An artificial intelligence system developed in Australia is showing new promise in the fight against illegal wildlife trafficking at airports. Built to identify hidden marine products such as shark fins, dried seahorses, and sea cucumbers, the system reached 92% overall detection accuracy in testing.
The advance matters because trafficking in marine wildlife is often harder to spot than more familiar forms of animal smuggling. The products are frequently concealed inside ordinary suitcases or parcels, making them easy to miss during routine visual inspections.
How the system works
According to a press release cited by Frontiers in Ocean Sustainability, the approach combines existing 3D X-ray CT scanners used at airports with a neural network model.
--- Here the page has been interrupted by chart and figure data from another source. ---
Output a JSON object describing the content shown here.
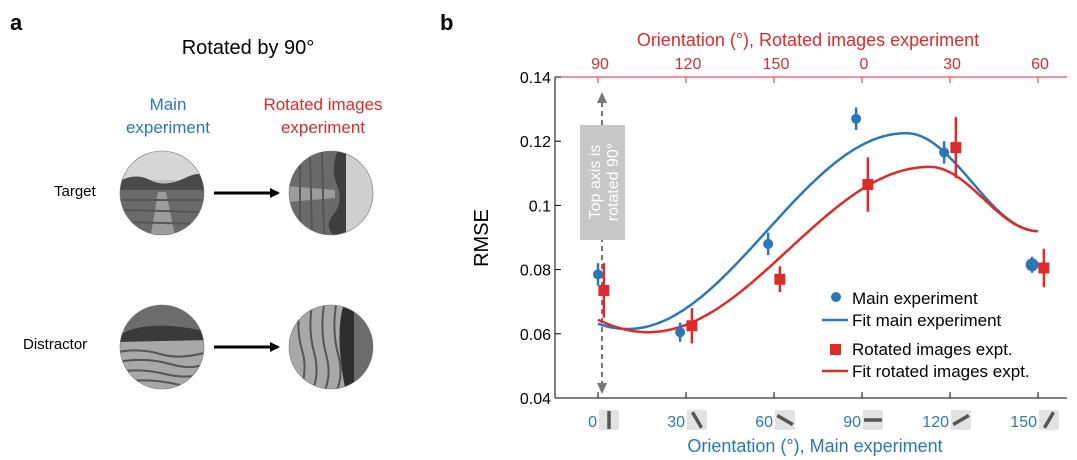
{
  "panel_a": {
    "letter": "a",
    "title": "Rotated by 90°",
    "col_main": [
      "Main",
      "experiment"
    ],
    "col_rot": [
      "Rotated images",
      "experiment"
    ],
    "row_target": "Target",
    "row_distractor": "Distractor"
  },
  "panel_b": {
    "letter": "b",
    "annotation": [
      "Top axis is",
      "rotated 90°"
    ]
  },
  "colors": {
    "main": "#2a77b8",
    "rotated": "#dd2a2a",
    "annotation": "#777777"
  },
  "chart_data": {
    "type": "scatter",
    "ylabel": "RMSE",
    "xlabel_bottom": "Orientation (°), Main experiment",
    "xlabel_top": "Orientation (°), Rotated images experiment",
    "ylim": [
      0.04,
      0.14
    ],
    "yticks": [
      0.04,
      0.06,
      0.08,
      0.1,
      0.12,
      0.14
    ],
    "ytick_labels": [
      "0.04",
      "0.06",
      "0.08",
      "0.1",
      "0.12",
      "0.14"
    ],
    "xlim": [
      -3,
      153
    ],
    "xticks_bottom": [
      0,
      30,
      60,
      90,
      120,
      150
    ],
    "xtick_labels_bottom": [
      "0",
      "30",
      "60",
      "90",
      "120",
      "150"
    ],
    "xtick_labels_top": [
      "90",
      "120",
      "150",
      "0",
      "30",
      "60"
    ],
    "legend_position": "bottom-right",
    "series": [
      {
        "name": "Main experiment",
        "marker": "circle",
        "x": [
          0,
          28,
          58,
          88,
          118,
          148
        ],
        "y": [
          0.0785,
          0.0605,
          0.088,
          0.127,
          0.1165,
          0.0815
        ],
        "err": [
          0.0035,
          0.003,
          0.0035,
          0.0035,
          0.0035,
          0.0025
        ]
      },
      {
        "name": "Rotated images expt.",
        "marker": "square",
        "x": [
          2,
          32,
          62,
          92,
          122,
          152
        ],
        "y": [
          0.0735,
          0.0625,
          0.077,
          0.1065,
          0.118,
          0.0805
        ],
        "err": [
          0.0085,
          0.0055,
          0.004,
          0.0085,
          0.0095,
          0.006
        ]
      }
    ],
    "fits": [
      {
        "name": "Fit main experiment",
        "x_range": [
          0,
          150
        ],
        "x_min": 10,
        "y_min": 0.0615,
        "x_max": 105,
        "y_max": 0.1225,
        "y_end": 0.092
      },
      {
        "name": "Fit rotated images expt.",
        "x_range": [
          0,
          150
        ],
        "x_min": 17,
        "y_min": 0.0605,
        "x_max": 113,
        "y_max": 0.112,
        "y_end": 0.092
      }
    ],
    "orientation_icons": [
      0,
      30,
      60,
      90,
      120,
      150
    ]
  }
}
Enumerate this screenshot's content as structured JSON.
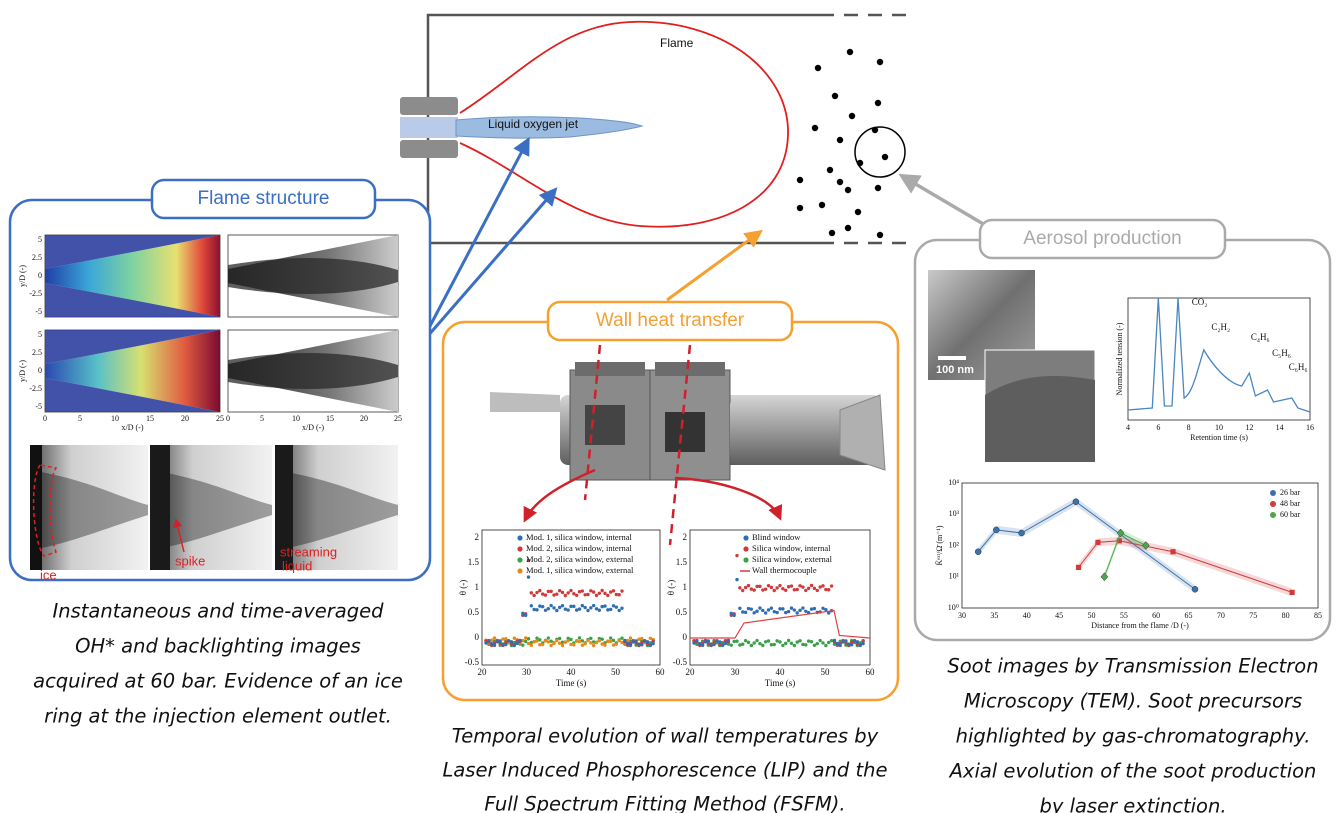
{
  "schematic": {
    "flame_label": "Flame",
    "jet_label": "Liquid oxygen jet"
  },
  "flame_structure": {
    "title": "Flame structure",
    "y_label": "y/D (-)",
    "x_label": "x/D (-)",
    "y_ticks": [
      "5",
      "2.5",
      "0",
      "-2.5",
      "-5"
    ],
    "x_ticks": [
      "0",
      "5",
      "10",
      "15",
      "20",
      "25"
    ],
    "annotations": {
      "ice": "ice",
      "spike": "spike",
      "streaming_liquid": [
        "streaming",
        "liquid"
      ]
    },
    "caption": [
      "Instantaneous and time-averaged",
      "OH* and backlighting images",
      "acquired at 60 bar. Evidence of an ice",
      "ring at the injection element outlet."
    ]
  },
  "wall_heat_transfer": {
    "title": "Wall heat transfer",
    "plots": [
      {
        "legend": [
          "Mod. 1, silica window, internal",
          "Mod. 2, silica window, internal",
          "Mod. 2, silica window, external",
          "Mod. 1, silica window, external"
        ],
        "y_label": "θ (-)",
        "x_label": "Time (s)",
        "y_ticks": [
          "2",
          "1.5",
          "1",
          "0.5",
          "0",
          "-0.5"
        ],
        "x_ticks": [
          "20",
          "30",
          "40",
          "50",
          "60"
        ]
      },
      {
        "legend": [
          "Blind window",
          "Silica window, internal",
          "Silica window, external",
          "Wall thermocouple"
        ],
        "y_label": "θ (-)",
        "x_label": "Time (s)",
        "y_ticks": [
          "2",
          "1.5",
          "1",
          "0.5",
          "0",
          "-0.5"
        ],
        "x_ticks": [
          "20",
          "30",
          "40",
          "50",
          "60"
        ]
      }
    ],
    "caption": [
      "Temporal evolution of wall temperatures by",
      "Laser Induced Phosphorescence (LIP) and the",
      "Full Spectrum Fitting Method (FSFM)."
    ]
  },
  "aerosol_production": {
    "title": "Aerosol production",
    "scale_bar": "100 nm",
    "chromatogram": {
      "y_label": "Normalized tension (-)",
      "x_label": "Retention time (s)",
      "x_ticks": [
        "4",
        "6",
        "8",
        "10",
        "12",
        "14",
        "16"
      ],
      "peaks": [
        "CO₂",
        "C₂H₂",
        "C₄H₆",
        "C₅H₆",
        "C₆H₆"
      ]
    },
    "extinction": {
      "y_label": "K̄ᵉˣᵗ/Ω̄ (m⁻¹)",
      "x_label": "Distance from the flame /D (-)",
      "x_ticks": [
        "30",
        "35",
        "40",
        "45",
        "50",
        "55",
        "60",
        "65",
        "70",
        "75",
        "80",
        "85"
      ],
      "y_ticks": [
        "10⁰",
        "10¹",
        "10²",
        "10³",
        "10⁴"
      ],
      "legend": [
        "26 bar",
        "48 bar",
        "60 bar"
      ]
    },
    "caption": [
      "Soot images by Transmission Electron",
      "Microscopy (TEM). Soot precursors",
      "highlighted by gas-chromatography.",
      "Axial evolution of the soot production",
      "by laser extinction."
    ]
  }
}
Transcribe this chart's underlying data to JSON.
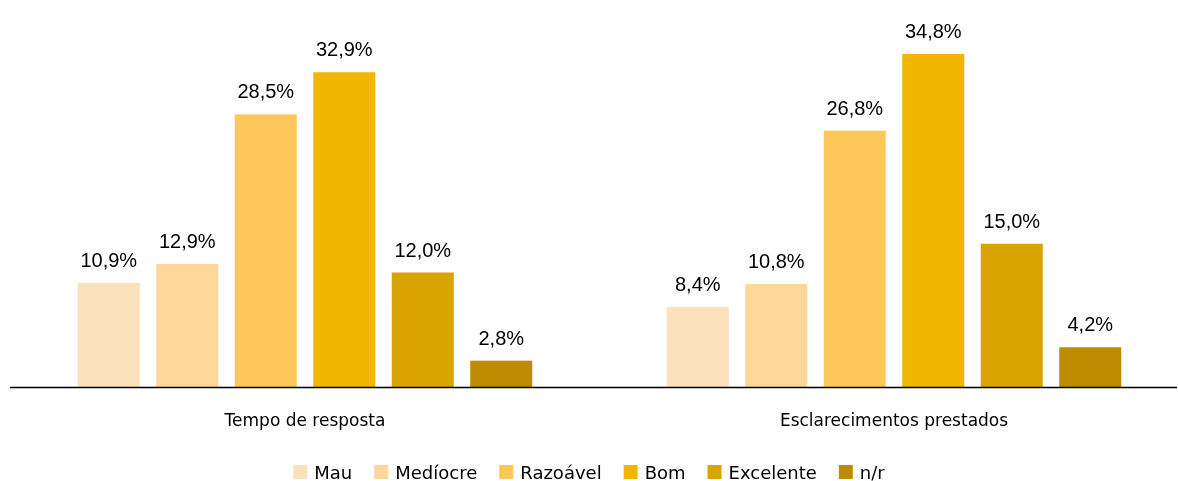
{
  "chart_data": {
    "type": "bar",
    "categories": [
      "Tempo de resposta",
      "Esclarecimentos prestados"
    ],
    "series": [
      {
        "name": "Mau",
        "color": "#fde0bc",
        "values": [
          10.9,
          8.4
        ],
        "value_labels": [
          "10,9%",
          "8,4%"
        ]
      },
      {
        "name": "Medíocre",
        "color": "#fed699",
        "values": [
          12.9,
          10.8
        ],
        "value_labels": [
          "12,9%",
          "10,8%"
        ]
      },
      {
        "name": "Razoável",
        "color": "#fec75a",
        "values": [
          28.5,
          26.8
        ],
        "value_labels": [
          "28,5%",
          "26,8%"
        ]
      },
      {
        "name": "Bom",
        "color": "#f1b700",
        "values": [
          32.9,
          34.8
        ],
        "value_labels": [
          "32,9%",
          "34,8%"
        ]
      },
      {
        "name": "Excelente",
        "color": "#daa400",
        "values": [
          12.0,
          15.0
        ],
        "value_labels": [
          "12,0%",
          "15,0%"
        ]
      },
      {
        "name": "n/r",
        "color": "#be8c00",
        "values": [
          2.8,
          4.2
        ],
        "value_labels": [
          "2,8%",
          "4,2%"
        ]
      }
    ],
    "legend": "bottom",
    "tick_labels": "x"
  }
}
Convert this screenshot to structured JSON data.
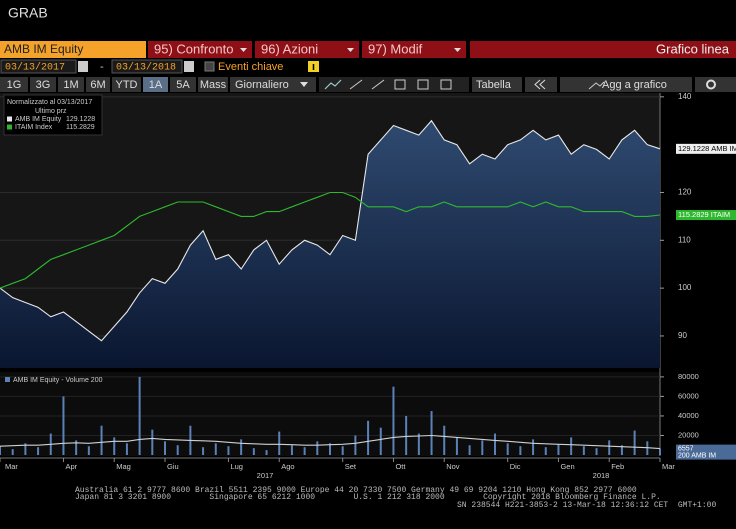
{
  "header": {
    "title": "GRAB"
  },
  "command_bar": {
    "security": "AMB IM Equity",
    "items": [
      "95) Confronto",
      "96) Azioni",
      "97) Modif"
    ],
    "view": "Grafico linea"
  },
  "date_bar": {
    "start": "03/13/2017",
    "separator": "-",
    "end": "03/13/2018",
    "events": "Eventi chiave"
  },
  "period_bar": {
    "periods": [
      "1G",
      "3G",
      "1M",
      "6M",
      "YTD",
      "1A",
      "5A",
      "Mass"
    ],
    "selected": "1A",
    "frequency": "Giornaliero",
    "table": "Tabella",
    "add": "Agg a grafico"
  },
  "legend": {
    "normalized": "Normalizzato al 03/13/2017",
    "last_price": "Ultimo prz"
  },
  "years": [
    "2017",
    "2018"
  ],
  "chart_data": [
    {
      "type": "line",
      "categories": [
        "Mar",
        null,
        null,
        null,
        null,
        "Apr",
        null,
        null,
        null,
        "Mag",
        null,
        null,
        null,
        "Giu",
        null,
        null,
        null,
        null,
        "Lug",
        null,
        null,
        null,
        "Ago",
        null,
        null,
        null,
        null,
        "Set",
        null,
        null,
        null,
        "Ott",
        null,
        null,
        null,
        "Nov",
        null,
        null,
        null,
        null,
        "Dic",
        null,
        null,
        null,
        "Gen",
        null,
        null,
        null,
        "Feb",
        null,
        null,
        null,
        "Mar"
      ],
      "series": [
        {
          "name": "AMB IM Equity",
          "end_label": "AMB IM",
          "color": "#e8e8e8",
          "area": true,
          "values": [
            100,
            98,
            97,
            96,
            94,
            95,
            93,
            91,
            89,
            92,
            95,
            99,
            102,
            101,
            104,
            109,
            112,
            106,
            107,
            104,
            108,
            110,
            105,
            108,
            110,
            109,
            107,
            111,
            110,
            128,
            131,
            134,
            133,
            132,
            135,
            131,
            130,
            126,
            128,
            127,
            130,
            131,
            133,
            131,
            132,
            128,
            130,
            129,
            127,
            131,
            133,
            130,
            129.1228
          ]
        },
        {
          "name": "ITAIM Index",
          "end_label": "ITAIM",
          "color": "#2eb82e",
          "area": false,
          "values": [
            100,
            101,
            102,
            104,
            106,
            107,
            108,
            109,
            110,
            111,
            113,
            115,
            116,
            117,
            118,
            118,
            118,
            117,
            116,
            115,
            115,
            116,
            116,
            117,
            118,
            119,
            120,
            120,
            119,
            117,
            117,
            117,
            116,
            117,
            117,
            118,
            117,
            117,
            117,
            117,
            117,
            118,
            117,
            118,
            117,
            117,
            116,
            116,
            116,
            116,
            115,
            115,
            115.2829
          ]
        }
      ],
      "ylim": [
        83.3,
        140.8
      ],
      "yticks": [
        90,
        100,
        110,
        120,
        140
      ],
      "grid": true
    },
    {
      "type": "bar",
      "title": "AMB IM Equity - Volume 200",
      "series": [
        {
          "color": "#5b82b8",
          "values": [
            9000,
            6000,
            12000,
            8000,
            22000,
            60000,
            15000,
            9000,
            30000,
            18000,
            12000,
            80000,
            26000,
            14000,
            10000,
            30000,
            8000,
            12000,
            9000,
            16000,
            7000,
            5000,
            24000,
            10000,
            8000,
            14000,
            12000,
            9000,
            20000,
            35000,
            28000,
            70000,
            40000,
            22000,
            45000,
            30000,
            18000,
            10000,
            15000,
            22000,
            12000,
            9000,
            16000,
            8000,
            11000,
            18000,
            9000,
            7000,
            15000,
            10000,
            25000,
            14000,
            6557
          ]
        },
        {
          "color": "#d0d0d0",
          "end_label": "200 AMB IM",
          "values": [
            9000,
            9500,
            10000,
            10000,
            11000,
            12000,
            12500,
            12000,
            13000,
            14000,
            14000,
            16000,
            17000,
            16000,
            15500,
            15000,
            14500,
            14000,
            13000,
            12000,
            11500,
            11000,
            11000,
            10500,
            10000,
            10000,
            10500,
            11000,
            12000,
            14000,
            16000,
            18000,
            19000,
            19500,
            20000,
            19000,
            18000,
            17000,
            16000,
            15000,
            14000,
            13000,
            12000,
            11500,
            11000,
            10500,
            10000,
            9500,
            9000,
            8500,
            8000,
            7500,
            6557
          ]
        }
      ],
      "ylim": [
        0,
        85000
      ],
      "yticks": [
        20000,
        40000,
        60000,
        80000
      ]
    }
  ],
  "footer": {
    "lines": [
      "Australia 61 2 9777 8600 Brazil 5511 2395 9000 Europe 44 20 7330 7500 Germany 49 69 9204 1210 Hong Kong 852 2977 6000",
      "Japan 81 3 3201 8900        Singapore 65 6212 1000        U.S. 1 212 318 2000        Copyright 2018 Bloomberg Finance L.P.",
      "SN 238544 H221-3853-2 13-Mar-18 12:36:12 CET  GMT+1:00"
    ]
  }
}
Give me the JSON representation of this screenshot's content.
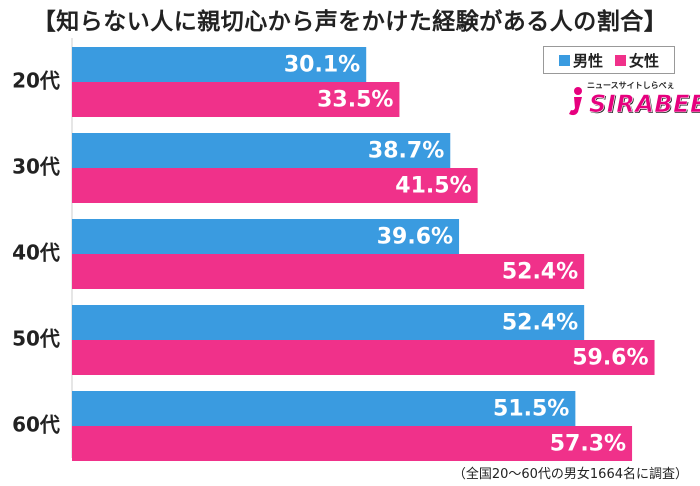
{
  "chart_data": {
    "type": "bar",
    "orientation": "horizontal",
    "title": "【知らない人に親切心から声をかけた経験がある人の割合】",
    "categories": [
      "20代",
      "30代",
      "40代",
      "50代",
      "60代"
    ],
    "series": [
      {
        "name": "男性",
        "color": "#3a9be0",
        "values": [
          30.1,
          38.7,
          39.6,
          52.4,
          51.5
        ]
      },
      {
        "name": "女性",
        "color": "#f0318a",
        "values": [
          33.5,
          41.5,
          52.4,
          59.6,
          57.3
        ]
      }
    ],
    "value_suffix": "%",
    "xlim": [
      0,
      62
    ],
    "grid": false,
    "legend_position": "top-right",
    "footnote": "（全国20～60代の男女1664名に調査）"
  },
  "logo": {
    "tagline": "ニュースサイトしらべぇ",
    "name": "SIRABEE",
    "color": "#e6007e"
  }
}
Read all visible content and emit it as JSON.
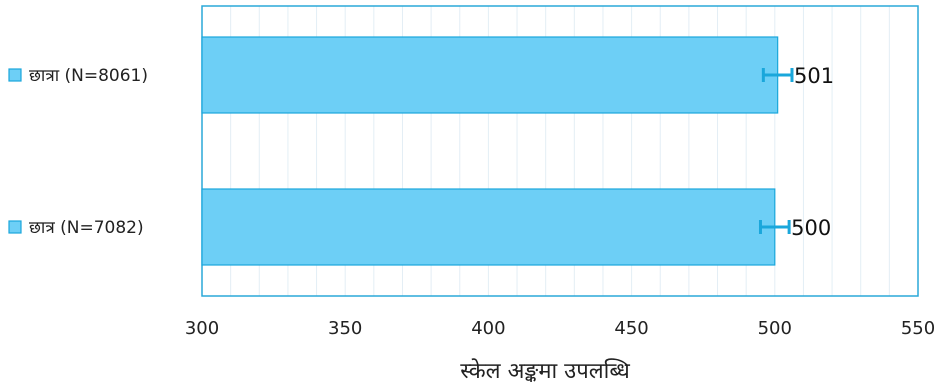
{
  "chart_data": {
    "type": "bar",
    "orientation": "horizontal",
    "categories": [
      "छात्रा  (N=8061)",
      "छात्र  (N=7082)"
    ],
    "values": [
      501,
      500
    ],
    "error_bars": [
      5,
      5
    ],
    "data_labels": [
      "501",
      "500"
    ],
    "xlabel": "स्केल अङ्कमा उपलब्धि",
    "ylabel": "",
    "xlim": [
      300,
      550
    ],
    "xticks": [
      "300",
      "350",
      "400",
      "450",
      "500",
      "550"
    ],
    "grid": true,
    "bar_color": "#6dcff6",
    "bar_edge_color": "#1aa7db",
    "errorbar_color": "#1aa7db",
    "gridline_color": "#e3eef5",
    "frame_color": "#2aa8d8"
  }
}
The scanner provides detailed images of luggage, while the AI searches for shapes and patterns that may indicate smuggled wildlife products.
Researchers carried out nearly 300 scans using seized samples from cases involving illegal marine wildlife trade. The system was trained to recognize the form, density, and visual patterns of objects hidden inside baggage.
The training also included simulated smuggling scenarios designed to better reflect real airport conditions. That allowed the model to be tested against concealment methods commonly used by traffickers, rather than only against items placed in open view.
Concealed in clothing, toys, and foil
The research team tested several hiding methods seen in previous cases. Seized items were wrapped in aluminum foil, placed among clothing, and hidden inside toys.
That range of disguises reflects how smugglers try to make illegal products blend in with a passenger’s personal belongings. The goal is to avoid drawing attention during baggage screening.
Performance varied by product type. The system detected shark fins at a rate of 95%, dried seahorses at 96%, and sea cucumbers at 86%.
Those results show that some items are easier for the model to identify than others. Even so, the combined 92% accuracy suggests the technology could speed up early screening in busy airport environments.
A tool to assist, not replace, officers
The researchers stressed that the system is not meant to replace current detection methods. Instead, it is designed to support border enforcement as an additional layer of inspection.
Vanessa Pirotta of Macquarie University, the study’s lead author, said the team could only simulate real-world smuggling scenarios based on cases that had already been detected. She also noted that AI is not a magic solution and cannot replace human inspection or sniffer dogs.
The study also acknowledges the risk of false positives, meaning ordinary items may be flagged as suspicious. In addition, access to advanced 3D scanners is still limited at many checkpoints, which could slow wider deployment.
Even with those constraints, the research points to a new direction for airport screening. By pairing existing scanner infrastructure with AI analysis, officers may have a better chance of finding hidden shark fins, dried seahorses, and sea cucumbers before they move further through the supply chain.